The proposed $43 million draft budget is still several hundred thousand dollars over the “recommended” budget figure the school district received from Town Hall, board member John Nunes said. Kiely put the theoretical “deficit” compared to the town’s recommended request at about $240,000.
Nunes said he thinks that relatively small discrepancy between the suggested budget total and the district’s draft plan can be worked out with the Finance Committee and the town’s financial department.
Kiely said the budget timeline officially starts with a March 12 public hearing on the proposed budget, and continues with small adjustments based on public input, and final staffing decisions. The school committee has to vote on a recommended final budget to submit to town officials by the end of March.
The school board will meet with the Finance Committee for a review session in April, then the school board will finalize the fiscal 2019 budget request to be presented at the annual town meeting for funding.
Among the few proposed increases in staffing are three positions funded in a proposed $98,000 occupational therapy program at the elementary level. A special education teacher and two teacher assistants are being budgeted for the program. The students brought back from outside placements for needed services would eliminate $164,000 in outside tuition costs, Kiely said.
Dartmouth Education Association president and high school science teacher Renee Vieira campaigned early for adequate funding for staff at her school. Another female physical education teacher is a critical need, and perhaps some help with high class sizes in English, math, physics and other honors courses could be addressed, Vieira said.

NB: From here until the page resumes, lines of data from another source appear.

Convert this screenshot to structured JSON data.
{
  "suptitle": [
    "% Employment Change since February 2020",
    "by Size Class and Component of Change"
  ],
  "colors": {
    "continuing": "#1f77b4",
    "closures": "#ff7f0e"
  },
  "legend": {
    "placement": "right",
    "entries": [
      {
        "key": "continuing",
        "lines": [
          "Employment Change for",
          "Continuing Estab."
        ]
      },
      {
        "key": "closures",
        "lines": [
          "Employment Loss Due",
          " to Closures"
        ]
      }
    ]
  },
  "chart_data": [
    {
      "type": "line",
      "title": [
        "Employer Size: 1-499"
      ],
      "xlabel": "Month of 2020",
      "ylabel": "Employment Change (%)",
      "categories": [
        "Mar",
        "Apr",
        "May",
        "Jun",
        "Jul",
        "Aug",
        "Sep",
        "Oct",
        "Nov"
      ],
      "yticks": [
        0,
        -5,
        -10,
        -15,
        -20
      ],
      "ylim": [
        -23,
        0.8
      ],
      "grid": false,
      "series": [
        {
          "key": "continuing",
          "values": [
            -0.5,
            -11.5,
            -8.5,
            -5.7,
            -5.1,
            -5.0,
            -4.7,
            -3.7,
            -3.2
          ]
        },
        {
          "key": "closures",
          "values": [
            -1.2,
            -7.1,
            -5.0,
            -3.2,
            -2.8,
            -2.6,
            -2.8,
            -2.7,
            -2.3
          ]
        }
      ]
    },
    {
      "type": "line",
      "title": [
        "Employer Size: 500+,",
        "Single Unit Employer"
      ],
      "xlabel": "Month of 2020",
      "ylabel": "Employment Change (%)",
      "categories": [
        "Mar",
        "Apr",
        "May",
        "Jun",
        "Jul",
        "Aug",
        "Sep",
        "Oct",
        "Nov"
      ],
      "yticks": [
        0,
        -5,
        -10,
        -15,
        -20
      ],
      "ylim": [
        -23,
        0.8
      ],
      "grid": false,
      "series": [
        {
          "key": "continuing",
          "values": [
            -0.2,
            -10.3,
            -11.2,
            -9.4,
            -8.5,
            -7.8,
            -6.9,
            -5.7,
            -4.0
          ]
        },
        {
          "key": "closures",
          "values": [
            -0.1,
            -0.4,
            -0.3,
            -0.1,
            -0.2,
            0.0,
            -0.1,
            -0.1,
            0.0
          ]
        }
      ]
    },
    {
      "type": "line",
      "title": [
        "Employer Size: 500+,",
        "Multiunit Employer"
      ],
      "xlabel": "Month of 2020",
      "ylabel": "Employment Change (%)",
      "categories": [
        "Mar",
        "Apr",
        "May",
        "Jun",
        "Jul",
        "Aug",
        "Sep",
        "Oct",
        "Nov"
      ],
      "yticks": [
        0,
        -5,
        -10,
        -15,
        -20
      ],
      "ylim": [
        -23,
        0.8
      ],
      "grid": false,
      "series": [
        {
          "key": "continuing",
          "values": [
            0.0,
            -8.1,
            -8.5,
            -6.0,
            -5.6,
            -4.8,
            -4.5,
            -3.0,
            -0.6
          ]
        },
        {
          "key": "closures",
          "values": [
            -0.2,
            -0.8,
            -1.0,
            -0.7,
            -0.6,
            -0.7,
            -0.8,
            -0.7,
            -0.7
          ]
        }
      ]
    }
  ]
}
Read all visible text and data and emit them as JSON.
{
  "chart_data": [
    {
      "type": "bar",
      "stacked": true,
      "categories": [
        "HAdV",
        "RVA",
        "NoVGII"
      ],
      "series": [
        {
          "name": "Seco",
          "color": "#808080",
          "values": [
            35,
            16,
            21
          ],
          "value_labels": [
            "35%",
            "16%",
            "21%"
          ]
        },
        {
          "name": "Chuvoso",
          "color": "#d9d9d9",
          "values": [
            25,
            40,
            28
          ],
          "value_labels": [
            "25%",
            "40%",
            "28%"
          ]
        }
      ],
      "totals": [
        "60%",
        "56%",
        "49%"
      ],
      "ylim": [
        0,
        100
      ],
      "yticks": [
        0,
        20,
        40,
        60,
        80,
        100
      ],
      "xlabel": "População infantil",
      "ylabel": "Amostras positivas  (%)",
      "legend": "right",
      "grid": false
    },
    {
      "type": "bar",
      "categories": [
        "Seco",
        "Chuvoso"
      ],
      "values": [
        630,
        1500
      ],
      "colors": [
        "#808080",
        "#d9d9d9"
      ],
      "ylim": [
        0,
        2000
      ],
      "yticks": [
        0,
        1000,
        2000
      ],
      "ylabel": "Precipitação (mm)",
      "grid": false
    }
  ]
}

A half-time physical education teacher at the high school, and an increase in hours for the part-time secretary at Cushman Elementary School were the only other “new” staffing proposed in the fiscal 2019 draft budget.
Addressing the school board during the public input portion of the meeting, Vieira noted that a number of those upper-level courses had 29 or more students. She also wondered if a temporary suspension of the School Choice admissions policy should be adopted to help deal with growing class sizes at the high school. School Choice gives students from other districts the chance to enroll in Dartmouth's school system.
Gifford later consulted a list and indicated that other honors and AP courses only had “eight, 11 or 12, or 17 students” enrolled, and perhaps some minor staffing adjustments could be made in a few weeks, when student course selection ends. Only one or two of the students in the 29-plus classes are School Choice students, she noted.
The proposed spending plan for fiscal 2019 also includes $1.4 million requested for capital improvement projects, and the use of just over $350,000 in School Choice tuition revenues collected over the past few years.
Kiely proposed using $250,000 in tuition revenues to help finance media center renovations at the high school and an innovation lab at the middle school; $75,000 for the salary of the certified behavioral specialist position in the proposed occupational therapy program; $15,000 for a strength and conditioning coach at the high school; $7,000 for elementary STEM (science, technology, engineering and math) programs; and $5,000 for music teacher stipends.
Overall, developing a budget plan was “challenging” at times, Kiely said, prompting the decision to request use of the School Choice tuition funds.
“We’ve re-allocated our resources to the best of our abilities, to best meet the needs of our students,” Kiely said of the draft spending package.